Auslander correspondence for truncated connective DG-algebras
Nao Mochizuki
TL;DR
This work develops a higher-dimensional Auslander correspondence in the setting of proper connective DG-algebras by leveraging $d$-extended module categories. It defines representation-finite and Auslander $d$-truncated DG-algebras via extriangulated dimensions of their extended module categories and establishes a bijection between Morita classes of rep-finite $d$-truncated DG-algebras and Auslander $d$-truncated DG-algebras through endomorphism DG-algebras of additive generators.
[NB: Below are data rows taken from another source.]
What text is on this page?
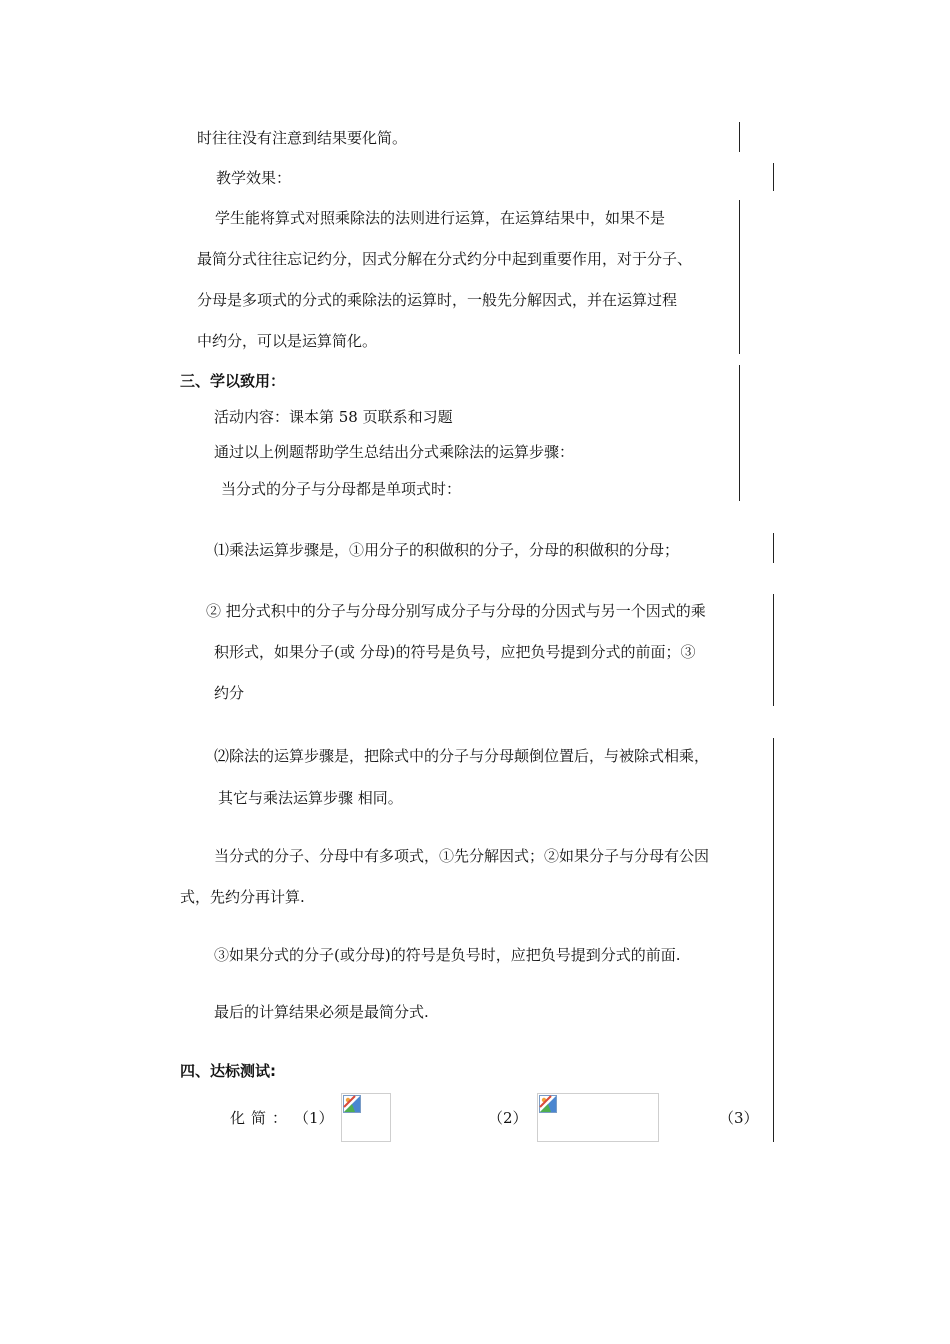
时往往没有注意到结果要化简。
教学效果：
学生能将算式对照乘除法的法则进行运算，在运算结果中，如果不是
最简分式往往忘记约分，因式分解在分式约分中起到重要作用，对于分子、
分母是多项式的分式的乘除法的运算时，一般先分解因式，并在运算过程
中约分，可以是运算简化。
三、学以致用：
活动内容：课本第 58 页联系和习题
通过以上例题帮助学生总结出分式乘除法的运算步骤：
当分式的分子与分母都是单项式时：
⑴乘法运算步骤是，①用分子的积做积的分子，分母的积做积的分母；
② 把分式积中的分子与分母分别写成分子与分母的分因式与另一个因式的乘
积形式，如果分子(或 分母)的符号是负号，应把负号提到分式的前面；③
约分
⑵除法的运算步骤是，把除式中的分子与分母颠倒位置后，与被除式相乘，
其它与乘法运算步骤 相同。
当分式的分子、分母中有多项式，①先分解因式；②如果分子与分母有公因
式，先约分再计算.
③如果分式的分子(或分母)的符号是负号时，应把负号提到分式的前面.
最后的计算结果必须是最简分式.
四、达标测试:
化简： （1）	（2）	（3）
The construction provides a DG-analogue of the classical Auslander correspondence (the case $d=1$) and aligns with Iyama’s higher Auslander framework by translating module-category phenomena into the DG/extended-module context. The reverse direction recovers a rep-finite $d$-truncated DG-algebra from an Auslander one using the endomorphism algebra of a projective-generator, with a corroborating Morita-equivalence mechanism. Collectively, the results unify representation-finite theory, extriangulated global/dominant dimensions, and DG-endomorphism constructions, broadening the applicability of Auslander-type correspondences to truncated DG-analytic settings.
Abstract
We establish a $d$-dimensional Auslander correspondence for $d$-truncated proper connective DG-algebras via $d$-extended module categories. A $d$-truncated proper connective DG-algebra $Γ$ is called Auslander if its $d$-extended module category is a $d$-Auslander extriangulated category. Our main theorem gives a one-to-one correspondence: for any $d$-truncated proper connective DG-algebra $Λ$ whose $d$-extended module category has finitely many indecomposable objects, the DG-endomorphism algebra of an additive generator is Auslander, and conversely every Auslander $d$-truncated proper connective DG-algebra arises in this way.